Mais ce n’était vraiment pas la peine de prendre tant de temps à changer de toilette, pour se faire voir aussi brillante qu’hier soir.
D’abord, a-t-elle réellement changé de toilette ? Un doute est permis en dépit des affirmations de certains astronomes, puisqu’elle porte sa traîne de la même manière que celle que nous lui avons vue, alors qu’elle voyageait dans les cieux de l’est et surtout parce que sa nouvelle traîne — si toutefois ce n’est pas l’ancienne — est faite de gaz cyanogène si transparent qu’on voit les étoiles à travers. Il est même fort peu probable que la mode adopte le gaz cyanogène pour les toilettes de nos élégantes à cause du danger qu’offre cette composition pour les narines délicates.

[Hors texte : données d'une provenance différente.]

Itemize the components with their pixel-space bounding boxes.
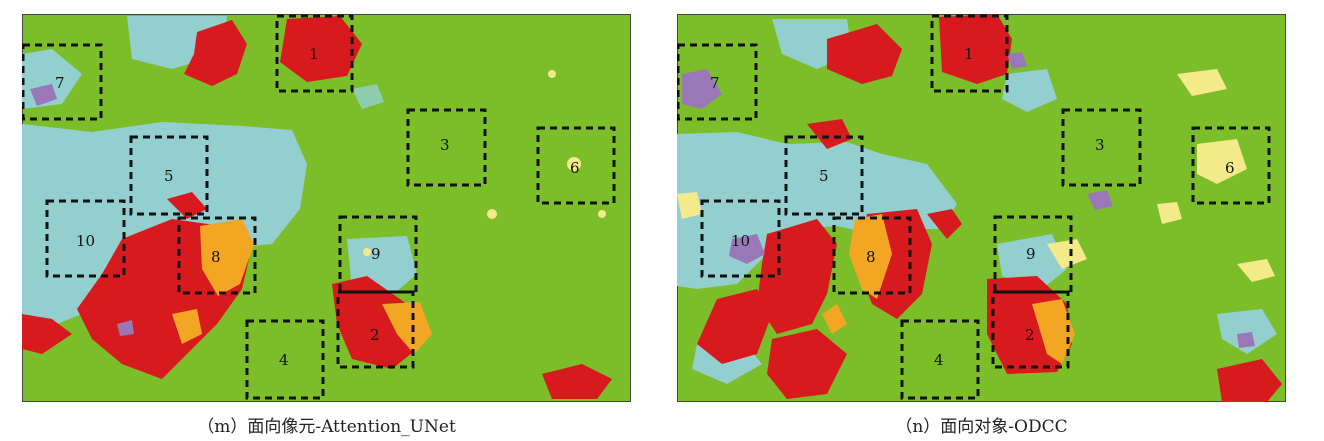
region-box xyxy=(784,135,864,216)
region-label: 3 xyxy=(440,136,450,154)
region-label: 5 xyxy=(164,167,174,185)
map-panel-left: 1 2 3 4 5 6 7 8 9 10 xyxy=(22,14,631,402)
region-box xyxy=(991,290,1070,369)
region-box xyxy=(22,43,103,121)
region-label: 2 xyxy=(370,326,380,344)
region-label: 10 xyxy=(76,232,95,250)
region-label: 4 xyxy=(279,351,289,369)
region-box xyxy=(993,215,1073,294)
region-box xyxy=(275,14,354,93)
map-panel-right: 1 2 3 4 5 6 7 8 9 10 xyxy=(677,14,1286,402)
region-box xyxy=(245,319,325,400)
region-box xyxy=(1061,108,1142,187)
caption-right: （n）面向对象-ODCC xyxy=(895,417,1068,437)
region-box xyxy=(129,135,209,216)
region-box xyxy=(832,216,912,295)
region-box xyxy=(406,108,487,187)
region-label: 6 xyxy=(570,159,580,177)
region-box xyxy=(338,215,418,294)
region-box xyxy=(1191,126,1271,205)
region-box xyxy=(700,199,781,278)
caption-left: （m）面向像元-Attention_UNet xyxy=(197,417,456,437)
classification-map-left: 1 2 3 4 5 6 7 8 9 10 xyxy=(22,14,631,402)
region-label: 6 xyxy=(1225,159,1235,177)
region-box xyxy=(677,43,758,121)
region-label: 9 xyxy=(1026,245,1036,263)
region-label: 1 xyxy=(309,45,319,63)
region-label: 10 xyxy=(731,232,750,250)
region-box xyxy=(536,126,616,205)
region-label: 8 xyxy=(211,248,221,266)
region-label: 3 xyxy=(1095,136,1105,154)
region-label: 1 xyxy=(964,45,974,63)
region-label: 2 xyxy=(1025,326,1035,344)
region-label: 8 xyxy=(866,248,876,266)
classification-map-right: 1 2 3 4 5 6 7 8 9 10 xyxy=(677,14,1286,402)
region-box xyxy=(336,290,415,369)
region-label: 7 xyxy=(55,74,65,92)
region-box xyxy=(45,199,126,278)
region-label: 9 xyxy=(371,245,381,263)
region-label: 5 xyxy=(819,167,829,185)
region-label: 7 xyxy=(710,74,720,92)
region-label: 4 xyxy=(934,351,944,369)
region-box xyxy=(900,319,980,400)
region-box xyxy=(177,216,257,295)
region-box xyxy=(930,14,1009,93)
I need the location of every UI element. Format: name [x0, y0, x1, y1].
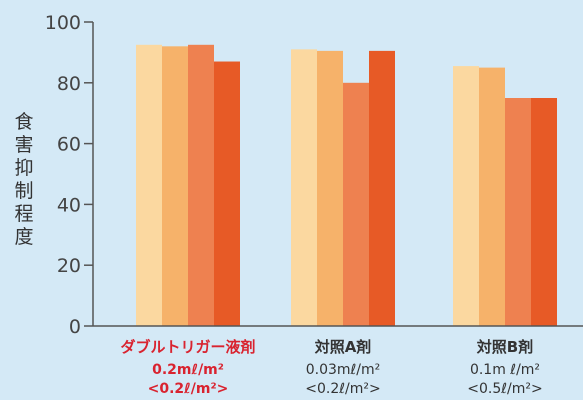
- bar: [505, 98, 531, 326]
- y-axis-label-char: 制: [14, 180, 33, 202]
- bar: [162, 46, 188, 326]
- bar: [531, 98, 557, 326]
- y-axis-label-char: 食: [14, 111, 33, 133]
- bar: [479, 67, 505, 326]
- bar: [369, 50, 395, 326]
- y-tick-label: 0: [69, 316, 81, 338]
- y-tick-label: 80: [57, 73, 81, 95]
- category-volume: <0.2ℓ/m²>: [305, 381, 380, 397]
- x-axis-labels: ダブルトリガー液剤 0.2mℓ/m² <0.2ℓ/m²> 対照A剤 0.03mℓ/m² <…: [120, 338, 542, 397]
- category-dose: 0.1m ℓ/m²: [470, 362, 540, 378]
- bar: [214, 61, 240, 327]
- category-label: ダブルトリガー液剤: [120, 338, 255, 356]
- bar: [291, 49, 317, 327]
- category-volume: <0.5ℓ/m²>: [467, 381, 542, 397]
- y-axis-label-char: 抑: [14, 157, 33, 179]
- category-label: 対照B剤: [476, 338, 533, 356]
- y-axis-label-char: 程: [14, 203, 33, 225]
- category-volume: <0.2ℓ/m²>: [148, 381, 229, 397]
- y-tick-label: 60: [57, 134, 81, 156]
- category-label: 対照A剤: [314, 338, 372, 356]
- y-tick-label: 20: [57, 255, 81, 277]
- bar: [317, 50, 343, 326]
- bar: [188, 44, 214, 327]
- y-axis-label-char: 害: [14, 134, 33, 156]
- bar: [343, 82, 369, 326]
- y-tick-label: 40: [57, 194, 81, 216]
- bar: [136, 44, 162, 327]
- y-axis-ticks: 0 20 40 60 80 100: [45, 12, 93, 338]
- y-tick-label: 100: [45, 12, 81, 34]
- bar: [453, 66, 479, 326]
- y-axis-label-char: 度: [14, 226, 33, 248]
- bars: [136, 44, 557, 327]
- category-dose: 0.03mℓ/m²: [306, 362, 381, 378]
- category-dose: 0.2mℓ/m²: [152, 362, 224, 378]
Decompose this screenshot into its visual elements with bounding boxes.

Enfin, la comète de Halley y aura tout de même perdu à se faire tant attendre, puisque des astronomes français s. v. p. osent à ce point manquer de courtoisie que de ne vouloir pas la reconnaître, disant qu’elle est une fausse comète de Halley et que la véritable ne sera visible pour nous qu’en août ou septembre prochain.
En tous cas, guère rassurants les astronomes français puisqu’il nous obligent à appréhender un nouveau passage à travers une queue cyanogénisée.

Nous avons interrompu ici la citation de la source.